Prospective Control Model
To make fraud-risk decisions, conventional fraud-control systems apply risk cutoff score thresholds, approve transactions with risk scores lower than a specific low-score threshold, reject transactions with scores higher than a specified high-score threshold, and utilize manual review agents for further investigations on transactions with risk scores in between. The cutoff threshold scores are set so that the inline FMS can optimally and instantaneously prevent fraudsters’ attacks. However, this mechanism gives little consideration to the dynamic looping effects induced by the system’s decision (i.e., approve, reject, or review) and the follow-up decisions made by associated parties such as issuing banks and manual review agents (Figure 9). Neither rejection nor approval of a transaction is determined solely by any single decision maker. A transaction is considered to be settled if the transaction has been approved by FMS, the bank, and manual review agents (if applicable), and the charge has been approved by all. A transaction is not settled in any of the following situations:
The FMS rejects the transaction, which is immediately deleted from the decision system.
The FMS approves the transaction and submits a payment authorization request to the bank; however, the bank declines the request.
The FMS and the bank approve the transaction; however, a manual review agent rejects it.

In addition, as we mention above, a transaction is labeled as fraudulent if a manual review agent has rejected it as being a fraud or the merchant has received a chargeback from the bank. These fraud labels are used later to train the fraud model. This means that the decisions of the manual review agents will influence the decisions that the FMS makes through the updated fraud-detection model. If the merchant rejected almost all fraud transactions and almost no confirmed fraud labels are available for future model training, the future fraud decisions made by the new risk-score-evaluation model, which is trained by using few labels, will likely be inaccurate. This cycle could get progressively worse if it is not attenuated carefully. To prevent this potential problem, we applied a dynamic programming and control-based approach (Bertsekas 2005, Puterman 2014); we specifically applied dynamic optimal control with incomplete information (Smallwood and Edward 1973, Lin et al. 1998) as the foundation of this project. The risk-control module, Microsoft’s novel fraud-control framework, uses the estimated interactive effects of decisions made by different parties. It can adjust fraud-control strategies according to the availability of data attributes and labels, applying data analytics and dynamic optimization techniques using a model it calls the Prospective Control Model to make automated decisions (i.e., approval, rejection, or manual review) for each transaction (Li et al. 2018). The decision made at the current period (t) is not based solely on the features of the transaction (i.e., risk score, cost, or margin), but is also based on the expected return of the transactions in the near future period (t + 1), which results from the decision made in the current period. Figure 10 provides a general summary of the prospective control algorithm. It shows that this system is purely data-driven and self-adaptive in real time. However, it needs to be tuned based on the unique nature of Microsoft’s various businesses. For example, for Xbox, no manual review is involved in risk decision making. Therefore, when we apply the prospective control algorithm to this segment, any model elements that involve manual review decisions could be removed, and no manual review cost is considered. We describe this algorithm in additional detail in the appendix.
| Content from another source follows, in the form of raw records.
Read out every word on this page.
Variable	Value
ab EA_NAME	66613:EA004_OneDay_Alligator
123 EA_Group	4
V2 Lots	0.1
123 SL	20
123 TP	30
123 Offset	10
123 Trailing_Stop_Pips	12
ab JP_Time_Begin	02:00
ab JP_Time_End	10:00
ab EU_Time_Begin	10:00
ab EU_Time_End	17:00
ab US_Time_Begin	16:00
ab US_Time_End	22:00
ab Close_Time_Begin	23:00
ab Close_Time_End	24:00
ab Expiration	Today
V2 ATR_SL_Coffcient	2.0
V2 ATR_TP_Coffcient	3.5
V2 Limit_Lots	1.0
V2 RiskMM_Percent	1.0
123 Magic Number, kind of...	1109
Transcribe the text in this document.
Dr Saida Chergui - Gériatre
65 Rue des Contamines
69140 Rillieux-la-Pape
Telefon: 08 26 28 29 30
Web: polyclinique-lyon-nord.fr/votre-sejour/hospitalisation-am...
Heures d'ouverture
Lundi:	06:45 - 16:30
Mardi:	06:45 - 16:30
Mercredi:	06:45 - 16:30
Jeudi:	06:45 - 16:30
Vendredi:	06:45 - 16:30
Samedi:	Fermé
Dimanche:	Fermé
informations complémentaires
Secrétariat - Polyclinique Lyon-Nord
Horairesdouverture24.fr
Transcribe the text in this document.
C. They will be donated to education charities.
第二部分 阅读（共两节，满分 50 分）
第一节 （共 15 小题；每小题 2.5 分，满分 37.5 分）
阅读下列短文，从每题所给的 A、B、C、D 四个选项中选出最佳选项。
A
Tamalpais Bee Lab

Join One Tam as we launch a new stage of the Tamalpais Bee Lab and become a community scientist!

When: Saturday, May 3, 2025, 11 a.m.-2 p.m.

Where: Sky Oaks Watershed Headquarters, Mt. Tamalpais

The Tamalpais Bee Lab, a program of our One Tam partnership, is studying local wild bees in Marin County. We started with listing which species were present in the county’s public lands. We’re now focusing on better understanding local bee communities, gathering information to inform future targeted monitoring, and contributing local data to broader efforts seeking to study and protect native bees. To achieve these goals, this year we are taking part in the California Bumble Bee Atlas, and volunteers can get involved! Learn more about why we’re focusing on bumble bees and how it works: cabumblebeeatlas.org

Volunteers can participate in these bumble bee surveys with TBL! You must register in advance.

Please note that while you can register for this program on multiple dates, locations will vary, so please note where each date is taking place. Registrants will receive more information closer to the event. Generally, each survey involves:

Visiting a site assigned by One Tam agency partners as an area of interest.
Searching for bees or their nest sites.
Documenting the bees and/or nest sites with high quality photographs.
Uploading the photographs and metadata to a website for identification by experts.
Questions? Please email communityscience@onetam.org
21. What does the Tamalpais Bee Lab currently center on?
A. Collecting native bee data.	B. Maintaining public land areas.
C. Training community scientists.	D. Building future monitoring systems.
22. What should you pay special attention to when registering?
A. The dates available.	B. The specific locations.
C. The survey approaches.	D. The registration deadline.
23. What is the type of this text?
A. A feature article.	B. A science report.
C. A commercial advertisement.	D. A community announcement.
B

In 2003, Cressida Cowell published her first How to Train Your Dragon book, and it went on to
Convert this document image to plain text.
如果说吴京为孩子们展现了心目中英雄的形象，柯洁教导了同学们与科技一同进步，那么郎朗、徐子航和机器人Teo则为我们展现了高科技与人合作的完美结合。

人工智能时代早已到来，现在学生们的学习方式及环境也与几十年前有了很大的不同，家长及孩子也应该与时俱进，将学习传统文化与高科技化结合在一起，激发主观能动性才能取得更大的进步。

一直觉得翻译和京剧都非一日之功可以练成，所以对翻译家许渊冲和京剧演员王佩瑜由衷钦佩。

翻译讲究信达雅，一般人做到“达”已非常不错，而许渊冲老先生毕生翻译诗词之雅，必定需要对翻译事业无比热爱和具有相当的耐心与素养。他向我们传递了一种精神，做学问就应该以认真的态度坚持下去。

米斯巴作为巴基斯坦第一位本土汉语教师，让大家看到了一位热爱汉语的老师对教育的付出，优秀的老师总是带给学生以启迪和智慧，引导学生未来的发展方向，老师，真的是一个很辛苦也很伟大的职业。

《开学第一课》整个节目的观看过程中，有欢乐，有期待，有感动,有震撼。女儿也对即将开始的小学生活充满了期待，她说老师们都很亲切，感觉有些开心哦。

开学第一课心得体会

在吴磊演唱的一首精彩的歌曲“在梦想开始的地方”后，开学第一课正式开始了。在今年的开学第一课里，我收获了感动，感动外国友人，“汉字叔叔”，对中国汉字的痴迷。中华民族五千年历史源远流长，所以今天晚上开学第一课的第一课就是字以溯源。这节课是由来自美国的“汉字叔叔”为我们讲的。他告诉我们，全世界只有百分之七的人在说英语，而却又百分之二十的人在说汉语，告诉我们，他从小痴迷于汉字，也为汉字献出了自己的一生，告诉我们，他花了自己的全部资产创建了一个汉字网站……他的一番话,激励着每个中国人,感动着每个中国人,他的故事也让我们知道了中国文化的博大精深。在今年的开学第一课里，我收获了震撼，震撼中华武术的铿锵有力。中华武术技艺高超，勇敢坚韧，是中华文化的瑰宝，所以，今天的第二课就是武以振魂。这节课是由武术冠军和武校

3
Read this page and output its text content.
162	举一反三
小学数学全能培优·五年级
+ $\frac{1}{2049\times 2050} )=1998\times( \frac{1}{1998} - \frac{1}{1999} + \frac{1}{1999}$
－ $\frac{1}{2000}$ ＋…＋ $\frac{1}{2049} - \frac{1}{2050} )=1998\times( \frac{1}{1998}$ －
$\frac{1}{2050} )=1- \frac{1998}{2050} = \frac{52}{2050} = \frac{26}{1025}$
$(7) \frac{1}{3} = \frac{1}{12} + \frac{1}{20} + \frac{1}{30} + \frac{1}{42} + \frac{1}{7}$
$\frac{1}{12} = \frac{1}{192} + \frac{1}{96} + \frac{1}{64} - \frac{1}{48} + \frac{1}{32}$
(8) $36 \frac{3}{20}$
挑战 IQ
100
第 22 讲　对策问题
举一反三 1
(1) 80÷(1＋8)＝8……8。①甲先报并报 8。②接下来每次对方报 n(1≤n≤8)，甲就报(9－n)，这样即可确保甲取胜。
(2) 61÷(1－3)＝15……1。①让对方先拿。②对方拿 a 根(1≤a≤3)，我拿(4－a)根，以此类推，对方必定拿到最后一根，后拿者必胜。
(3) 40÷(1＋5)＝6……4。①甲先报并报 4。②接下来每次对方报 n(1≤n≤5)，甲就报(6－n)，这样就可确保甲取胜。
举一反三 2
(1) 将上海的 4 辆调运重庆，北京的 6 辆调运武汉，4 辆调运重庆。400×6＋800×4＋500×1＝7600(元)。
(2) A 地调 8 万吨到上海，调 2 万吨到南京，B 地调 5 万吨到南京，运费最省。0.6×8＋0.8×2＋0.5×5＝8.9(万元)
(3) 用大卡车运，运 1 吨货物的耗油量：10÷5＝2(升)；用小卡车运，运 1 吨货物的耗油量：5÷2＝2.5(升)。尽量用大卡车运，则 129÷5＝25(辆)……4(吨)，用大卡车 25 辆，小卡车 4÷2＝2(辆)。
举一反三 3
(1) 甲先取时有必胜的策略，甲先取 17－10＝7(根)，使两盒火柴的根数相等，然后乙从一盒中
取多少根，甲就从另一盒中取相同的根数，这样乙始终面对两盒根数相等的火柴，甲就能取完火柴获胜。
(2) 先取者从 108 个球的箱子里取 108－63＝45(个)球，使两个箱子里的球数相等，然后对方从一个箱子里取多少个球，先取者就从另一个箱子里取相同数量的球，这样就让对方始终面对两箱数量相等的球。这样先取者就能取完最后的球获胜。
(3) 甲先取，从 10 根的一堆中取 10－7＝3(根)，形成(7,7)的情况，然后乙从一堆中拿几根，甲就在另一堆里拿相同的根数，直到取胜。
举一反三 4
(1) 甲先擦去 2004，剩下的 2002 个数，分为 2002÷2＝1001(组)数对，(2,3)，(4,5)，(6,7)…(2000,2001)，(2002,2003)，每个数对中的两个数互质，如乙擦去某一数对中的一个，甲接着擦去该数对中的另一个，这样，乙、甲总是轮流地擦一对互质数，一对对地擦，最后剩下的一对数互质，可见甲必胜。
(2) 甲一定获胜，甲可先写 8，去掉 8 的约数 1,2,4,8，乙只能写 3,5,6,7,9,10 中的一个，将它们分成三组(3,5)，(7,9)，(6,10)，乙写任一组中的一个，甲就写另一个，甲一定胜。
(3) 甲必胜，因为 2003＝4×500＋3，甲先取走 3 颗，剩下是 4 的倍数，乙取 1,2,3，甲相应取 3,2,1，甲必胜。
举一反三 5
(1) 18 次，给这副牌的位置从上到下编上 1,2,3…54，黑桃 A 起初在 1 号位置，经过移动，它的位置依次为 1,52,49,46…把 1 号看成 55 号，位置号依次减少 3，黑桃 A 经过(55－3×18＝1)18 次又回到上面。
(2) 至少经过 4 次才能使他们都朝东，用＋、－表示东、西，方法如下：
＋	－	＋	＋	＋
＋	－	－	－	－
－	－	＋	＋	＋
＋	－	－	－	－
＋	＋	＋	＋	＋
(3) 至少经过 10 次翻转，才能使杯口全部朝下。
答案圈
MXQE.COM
Note. App, approve; CB, chargeback; CEI, current environment inference; FEI, future environment inference; Rej, reject; Rev, review; RGH, real-time greedy heuristic; TXNs, transactions.
Impact on Microsoft Business
Over a two-year period (2016–2018), while the business continued to expand, this work reduced Microsoft’s fraud loss by 0.52% ($75 million savings), reduced the false-positive rate by 1.38%, improved the bank acceptance rate of legitimate purchases by 7.69%, and reduced the number of manually reviewed transactions by 70%. We elaborate on the beneficial impacts below. We calculated these impacts based on only a portion of Microsoft’s e-commerce business. Because of confidentiality requirements, we cannot discuss the total impact on all Microsoft’s e-commerce business.
Preventing Trial Fraud and Abuse
As we mention above, in addition to payment fraud, the FMS also protects Microsoft from other types of abuse, such as abuse of free trials. For example, Azure cloud services has shown double-digit growth in recent quarters and are Microsoft’s fastest-growing business. These services attract many fraudsters, a far higher number than attempt payment fraud. From 2017 to 2018, the FMS fraud-detection rate for these cloud services improved by about 10 percentage points. During this period, the business was growing; hence, the total number of fraudulent sign-up attempts that the FMS prevented in real time rose by more than 300,000. This was achieved while keeping the false-positive rate, as measured by reactivations, below 0.15%, thus ensuring that legitimate customers were not being impacted significantly. Microsoft conservatively estimates that each fraudulent Azure sign-up costs it about $50 in cost-of-goods-sold (COGS) loss on average because of the consumption of computing power, bandwidth, and storage. This implies that the COGS loss saved by the FMS was about $15 million from 2017 to 2018. Even more importantly, the FMS reduced the fraudulent occupancy of the platform by 1.2%, which improved the availability of the platform for peak customer demand.
Less Fraud and More Bank Acceptance
In Figure 11, key performance indices are normalized relative to year 2016. The bank acceptance rate by dollar amount increased by nearly 7.70%. In addition, because the next-generation FMS prevents more fraud, the bank’s authorization rate increases commensurately. Recall from Figure 2 that a 1-percentage-point decrease in chargeback rate in fraud detection can yield about a 15-percentage-point increase in bank authorization rates.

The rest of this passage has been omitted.